BY ARA KHACHATOURIAN
The ongoing dance between President Serzh Sarkisian and Armenian National Congress leader Levon Ter-Petrosian continued Thursday as the latter claimed victory to his supporters by saying that recent overtures by the president have enhanced the climate for dialogue.
Ter-Petrosian also claimed that the authorities had given in to three of his main demands outlined earlier this year in his version of manifesto. Several weeks ago, Sarkisian told law enforcement agencies to conduct a thorough investigation into the March 1, 2008 clashes following the presidential election. Earlier this week, the ban on gatherings and demonstrations in Liberty Square were lifted and, during a press conference Wednesday, Sarkisian praised the “extra-parliamentary opposition” and signaled that more prisoners—Ter-Petrosian loyalists—will be freed.
These gestures from both sides are self-serving, at best. However, the real danger will be if this so-called “dialogue” turns into collusion, which will set Armenia back decades. In the end, the Armenian people will pay the price, once again.
“In this process, the people are becoming a tool, an observer,” Armenian Revolutionary Federation’s Armen Rustamian told RFE/RL’s Armenian service on Thursday. “Under the worst-case scenario, those political forces will agree on something but the people will eventually gain nothing from that.”
“Right now I don’t see signs that this dialogue will lead to a meaningful improvement of the existing situation,” added Rustamian.
After all Sarkisian and Ter-Petrosian are birds of the same feather. It was their mutual interests that guided Armenia’s domestic economic and foreign policies in the early days of independence and has turned Armenia into a monolithic oligarchy and has not created an atmosphere where new—young—leaders can emerge and true change can be implemented.
As early as last week, Ter-Petrosian was reiterating his failed position on the Nagorno-Karabakh conflict, when he told the BBC’s Russian service that if Karabakh lands were given back to Azerbaijan, the conflict would have ended a long time ago. He also claimed that he was not allowed to see this brilliant vision through due to opposition from Karabakh and his inner circle.

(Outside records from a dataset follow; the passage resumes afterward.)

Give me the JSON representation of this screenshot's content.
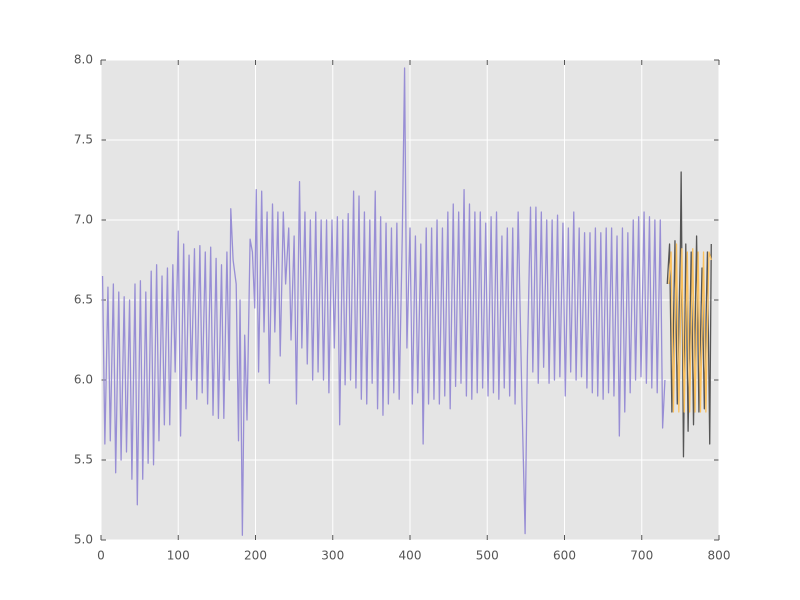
{
  "chart_data": {
    "type": "line",
    "grid": true,
    "background": "#e5e5e5",
    "xlim": [
      0,
      800
    ],
    "xticks": [
      0,
      100,
      200,
      300,
      400,
      500,
      600,
      700,
      800
    ],
    "ylim": [
      5,
      8
    ],
    "yticks": [
      {
        "value": 5,
        "label": "5.0"
      },
      {
        "value": 5.5,
        "label": "5.5"
      },
      {
        "value": 6,
        "label": "6.0"
      },
      {
        "value": 6.5,
        "label": "6.5"
      },
      {
        "value": 7,
        "label": "7.0"
      },
      {
        "value": 7.5,
        "label": "7.5"
      },
      {
        "value": 8,
        "label": "8.0"
      }
    ],
    "series": [
      {
        "color": "#988ed5",
        "x": [
          2,
          5,
          9,
          12,
          16,
          19,
          23,
          26,
          30,
          33,
          37,
          40,
          44,
          47,
          51,
          54,
          58,
          61,
          65,
          68,
          72,
          75,
          79,
          82,
          86,
          89,
          93,
          96,
          100,
          103,
          107,
          110,
          114,
          117,
          121,
          124,
          128,
          131,
          135,
          138,
          142,
          145,
          149,
          152,
          156,
          159,
          163,
          166,
          168,
          171,
          175,
          178,
          180,
          183,
          186,
          189,
          193,
          196,
          199,
          201,
          204,
          208,
          211,
          215,
          218,
          222,
          225,
          229,
          232,
          236,
          239,
          243,
          246,
          250,
          253,
          257,
          260,
          264,
          267,
          271,
          274,
          278,
          281,
          285,
          288,
          292,
          295,
          299,
          302,
          306,
          309,
          313,
          316,
          320,
          323,
          327,
          330,
          334,
          337,
          341,
          344,
          348,
          351,
          355,
          358,
          362,
          365,
          369,
          372,
          376,
          379,
          383,
          386,
          390,
          393,
          396,
          400,
          403,
          407,
          410,
          414,
          417,
          421,
          424,
          428,
          431,
          435,
          438,
          442,
          445,
          449,
          452,
          456,
          459,
          463,
          466,
          470,
          473,
          477,
          480,
          484,
          487,
          491,
          494,
          498,
          501,
          505,
          508,
          512,
          515,
          519,
          522,
          526,
          529,
          533,
          536,
          540,
          545,
          549,
          552,
          556,
          559,
          563,
          566,
          570,
          573,
          577,
          580,
          584,
          587,
          591,
          594,
          598,
          601,
          605,
          608,
          612,
          615,
          619,
          622,
          626,
          629,
          633,
          636,
          640,
          643,
          647,
          650,
          654,
          657,
          661,
          664,
          668,
          671,
          675,
          678,
          682,
          685,
          689,
          692,
          696,
          699,
          703,
          706,
          710,
          713,
          717,
          720,
          724,
          727,
          730
        ],
        "values": [
          6.65,
          5.6,
          6.58,
          5.62,
          6.6,
          5.42,
          6.55,
          5.5,
          6.52,
          5.55,
          6.5,
          5.38,
          6.6,
          5.22,
          6.62,
          5.38,
          6.55,
          5.48,
          6.68,
          5.47,
          6.72,
          5.62,
          6.65,
          5.72,
          6.7,
          5.72,
          6.72,
          6.05,
          6.93,
          5.65,
          6.85,
          5.82,
          6.78,
          6.0,
          6.82,
          5.88,
          6.84,
          5.92,
          6.8,
          5.85,
          6.83,
          5.78,
          6.76,
          5.76,
          6.72,
          5.76,
          6.8,
          6.0,
          7.07,
          6.75,
          6.6,
          5.62,
          6.5,
          5.03,
          6.28,
          5.75,
          6.88,
          6.8,
          6.45,
          7.19,
          6.05,
          7.18,
          6.3,
          7.05,
          5.98,
          7.1,
          6.3,
          7.05,
          6.15,
          7.05,
          6.6,
          6.95,
          6.25,
          6.9,
          5.85,
          7.24,
          6.2,
          7.05,
          6.1,
          7.0,
          6.0,
          7.05,
          6.05,
          7.0,
          6.0,
          7.0,
          5.92,
          7.0,
          6.2,
          7.02,
          5.72,
          7.0,
          5.97,
          7.04,
          6.0,
          7.18,
          5.95,
          7.15,
          5.88,
          7.05,
          5.85,
          7.0,
          5.98,
          7.18,
          5.82,
          7.02,
          5.78,
          6.98,
          5.85,
          6.95,
          5.92,
          6.98,
          5.88,
          6.9,
          7.95,
          6.2,
          6.95,
          5.85,
          6.9,
          5.92,
          6.85,
          5.6,
          6.95,
          5.85,
          6.95,
          5.88,
          7.0,
          5.85,
          6.95,
          5.9,
          7.05,
          5.82,
          7.1,
          5.96,
          7.05,
          5.98,
          7.19,
          5.9,
          7.1,
          5.88,
          7.05,
          5.92,
          7.05,
          5.95,
          6.98,
          5.9,
          7.02,
          5.92,
          7.05,
          5.88,
          6.9,
          5.95,
          6.95,
          5.9,
          6.95,
          5.85,
          7.05,
          5.85,
          5.04,
          6.15,
          7.08,
          6.05,
          7.08,
          5.98,
          7.05,
          6.08,
          7.0,
          5.98,
          7.0,
          6.0,
          7.03,
          6.02,
          6.98,
          5.9,
          6.95,
          6.05,
          7.05,
          6.0,
          6.95,
          6.02,
          6.92,
          5.95,
          6.92,
          5.92,
          6.95,
          5.9,
          6.92,
          5.88,
          6.95,
          5.92,
          6.95,
          5.9,
          6.9,
          5.65,
          6.95,
          5.8,
          6.92,
          5.92,
          7.0,
          6.0,
          7.02,
          6.02,
          7.05,
          5.98,
          7.02,
          5.95,
          7.0,
          5.92,
          7.0,
          5.7,
          6.0
        ]
      },
      {
        "color": "#555555",
        "x": [
          733,
          736,
          739,
          743,
          746,
          750,
          751,
          754,
          757,
          760,
          764,
          767,
          771,
          774,
          778,
          781,
          785,
          788,
          790
        ],
        "values": [
          6.6,
          6.85,
          5.8,
          6.87,
          5.85,
          6.82,
          7.3,
          5.52,
          6.85,
          5.68,
          6.8,
          5.72,
          6.9,
          5.8,
          6.7,
          5.82,
          6.8,
          5.6,
          6.85
        ]
      },
      {
        "color": "#fbc15e",
        "x": [
          735,
          738,
          741,
          745,
          748,
          752,
          755,
          759,
          762,
          766,
          769,
          773,
          776,
          780,
          783,
          787,
          790
        ],
        "values": [
          6.6,
          6.8,
          5.8,
          6.85,
          5.8,
          6.82,
          5.8,
          6.8,
          5.8,
          6.82,
          5.8,
          6.8,
          5.8,
          6.8,
          5.8,
          6.8,
          6.75
        ]
      }
    ]
  }
}
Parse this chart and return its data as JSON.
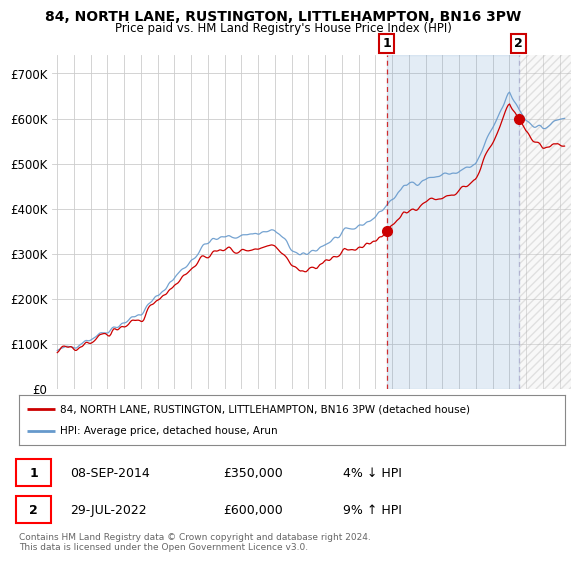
{
  "title1": "84, NORTH LANE, RUSTINGTON, LITTLEHAMPTON, BN16 3PW",
  "title2": "Price paid vs. HM Land Registry's House Price Index (HPI)",
  "ylabel_ticks": [
    "£0",
    "£100K",
    "£200K",
    "£300K",
    "£400K",
    "£500K",
    "£600K",
    "£700K"
  ],
  "ytick_vals": [
    0,
    100000,
    200000,
    300000,
    400000,
    500000,
    600000,
    700000
  ],
  "ylim": [
    0,
    740000
  ],
  "xlim_start": 1994.7,
  "xlim_end": 2025.7,
  "legend_line1": "84, NORTH LANE, RUSTINGTON, LITTLEHAMPTON, BN16 3PW (detached house)",
  "legend_line2": "HPI: Average price, detached house, Arun",
  "sale1_date": "08-SEP-2014",
  "sale1_price": "£350,000",
  "sale1_hpi": "4% ↓ HPI",
  "sale2_date": "29-JUL-2022",
  "sale2_price": "£600,000",
  "sale2_hpi": "9% ↑ HPI",
  "footnote": "Contains HM Land Registry data © Crown copyright and database right 2024.\nThis data is licensed under the Open Government Licence v3.0.",
  "line_color_red": "#cc0000",
  "line_color_blue": "#6699cc",
  "shade_color": "#ddeeff",
  "background_color": "#ffffff",
  "grid_color": "#cccccc",
  "sale1_x": 2014.69,
  "sale1_y": 350000,
  "sale2_x": 2022.57,
  "sale2_y": 600000
}
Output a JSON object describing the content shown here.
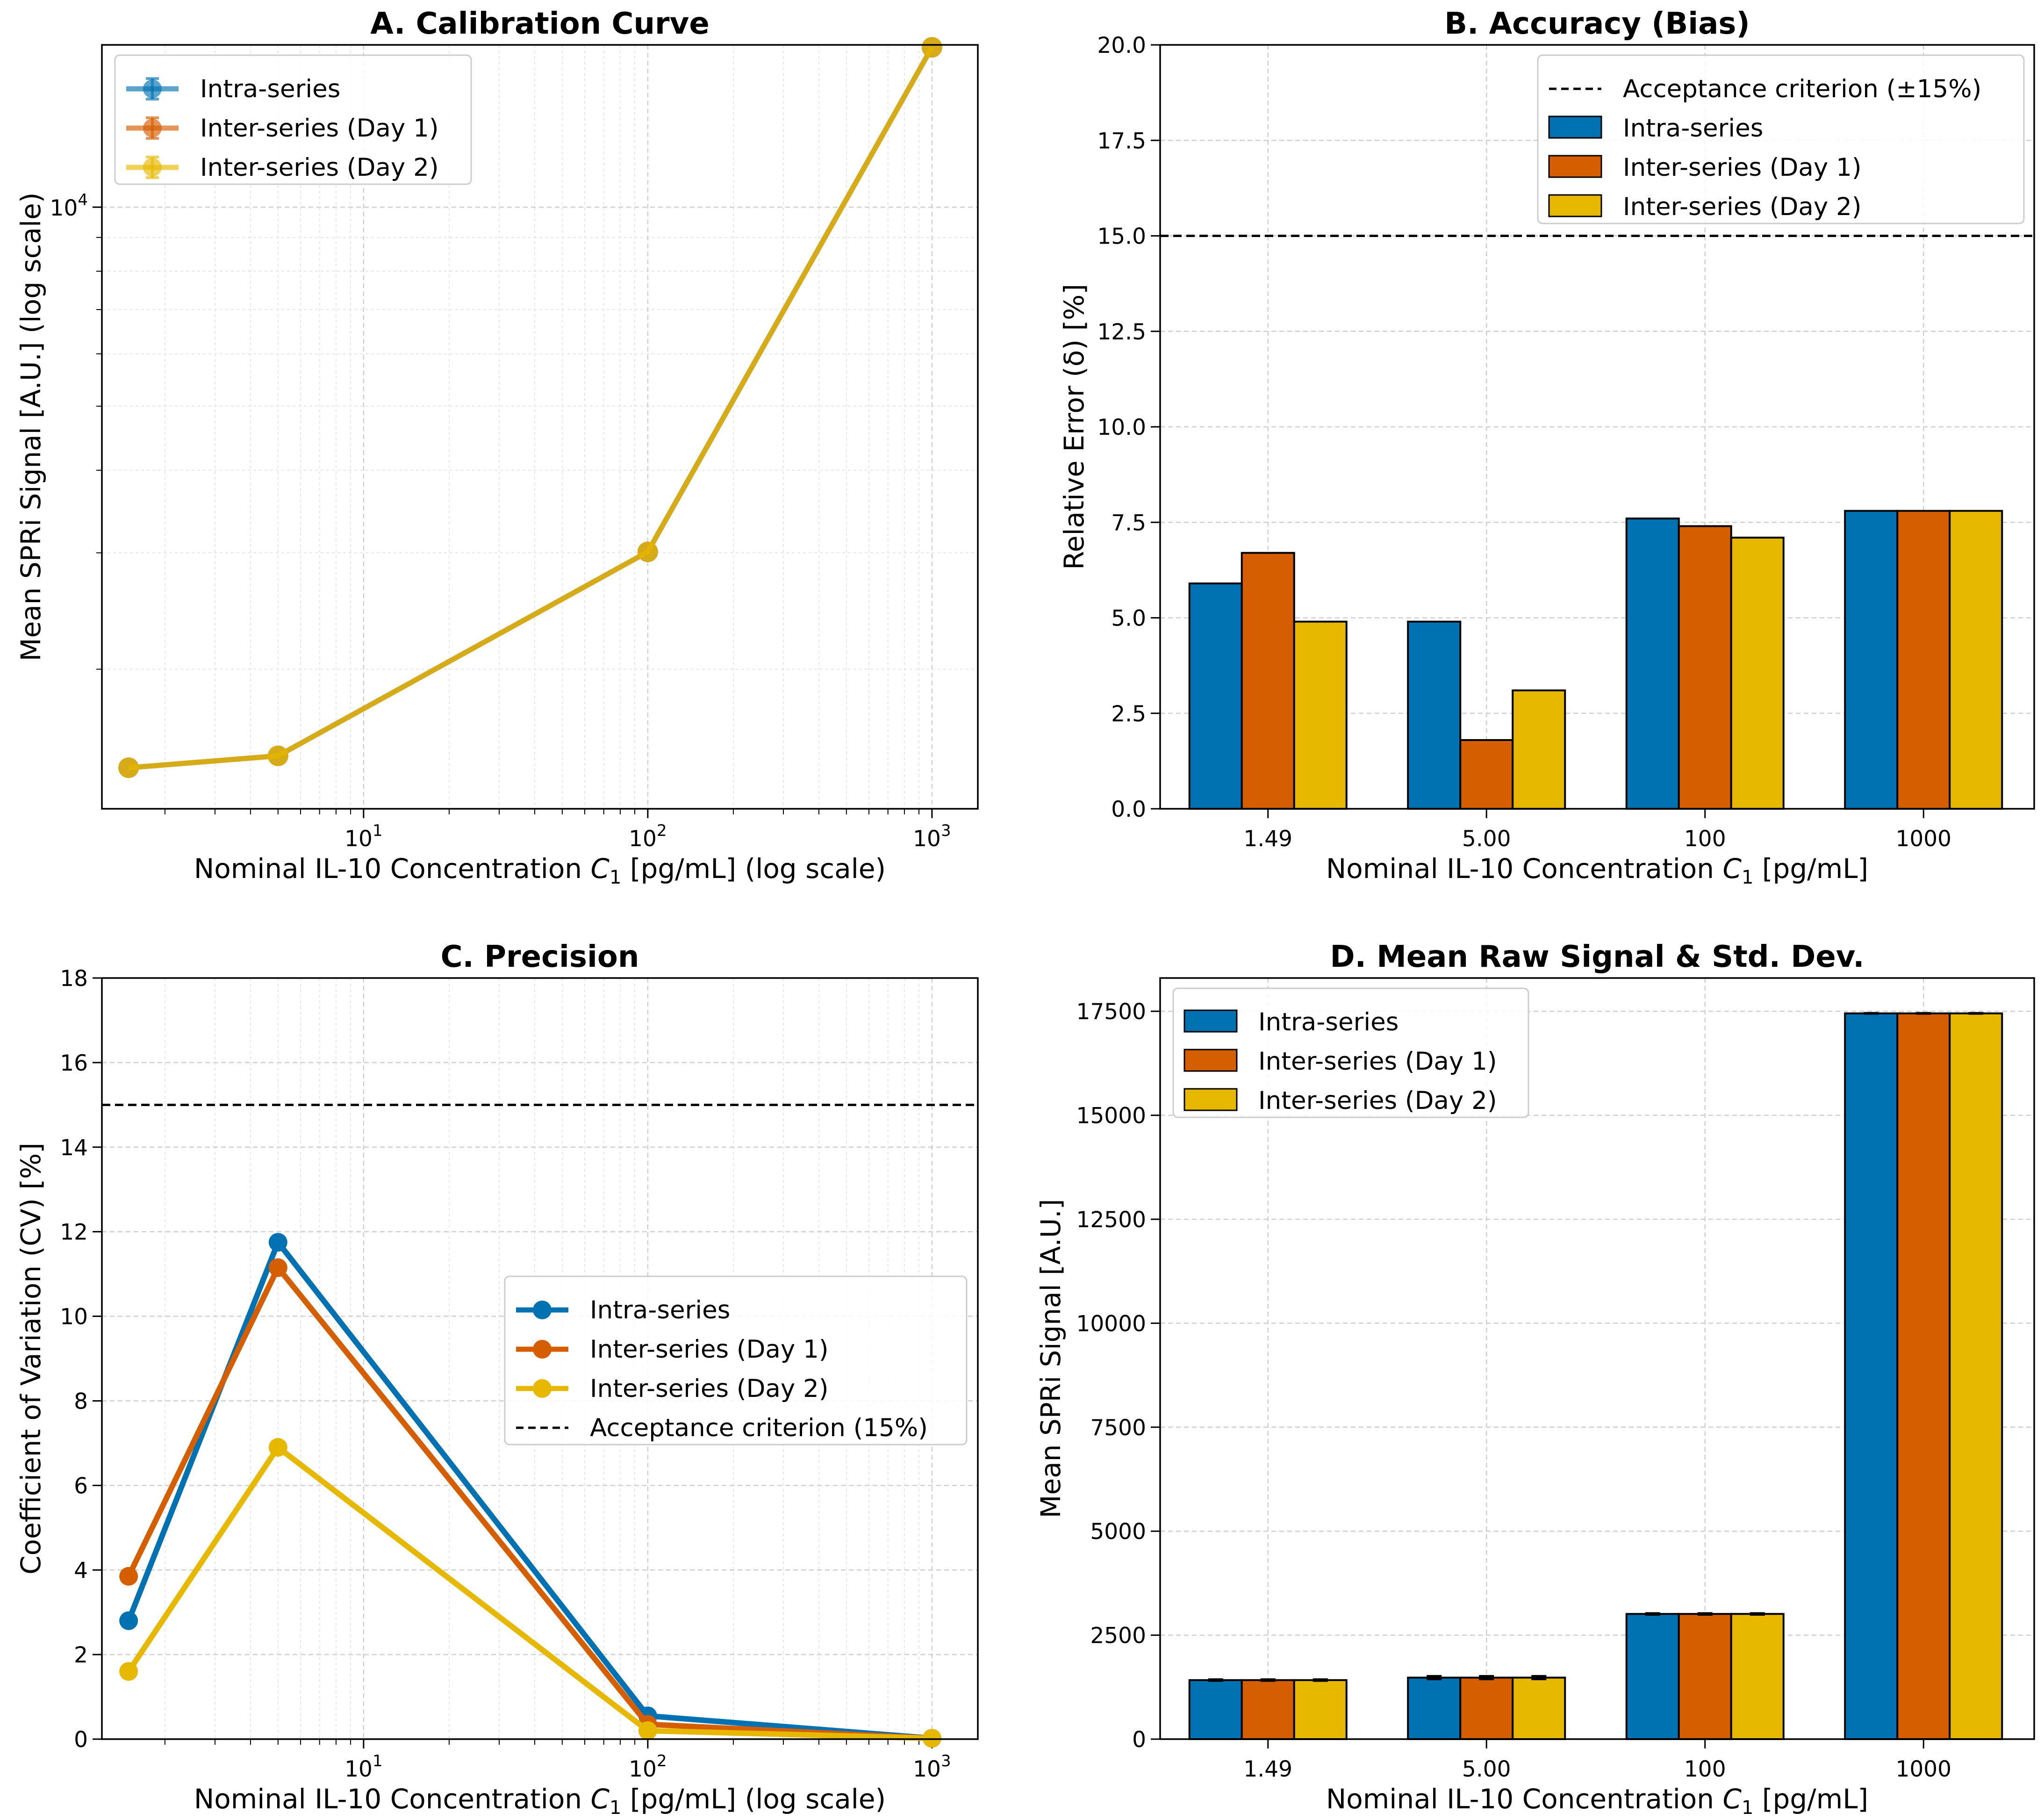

Armenia’s current situation on all fronts is dire and neither Ter-Petrosian nor Sarkisian are proposing any concrete changes to turn the tide and initiate positive change. Both men are motivated by securing their place in authority and as we’ve seen in the past, self-righteously rule over Armenia rather than lead it.
Perhaps after this “dialogue” (if it ever transpires) will once and for all convince Armenia’s voters to abandon these Soviet vestiges that have looted the national wealth, consciousness and psyche and look inward to find alternatives who can properly lead and strengthen the Armenian state.
It is up to people to end this political grandstanding by claiming their rights as citizens.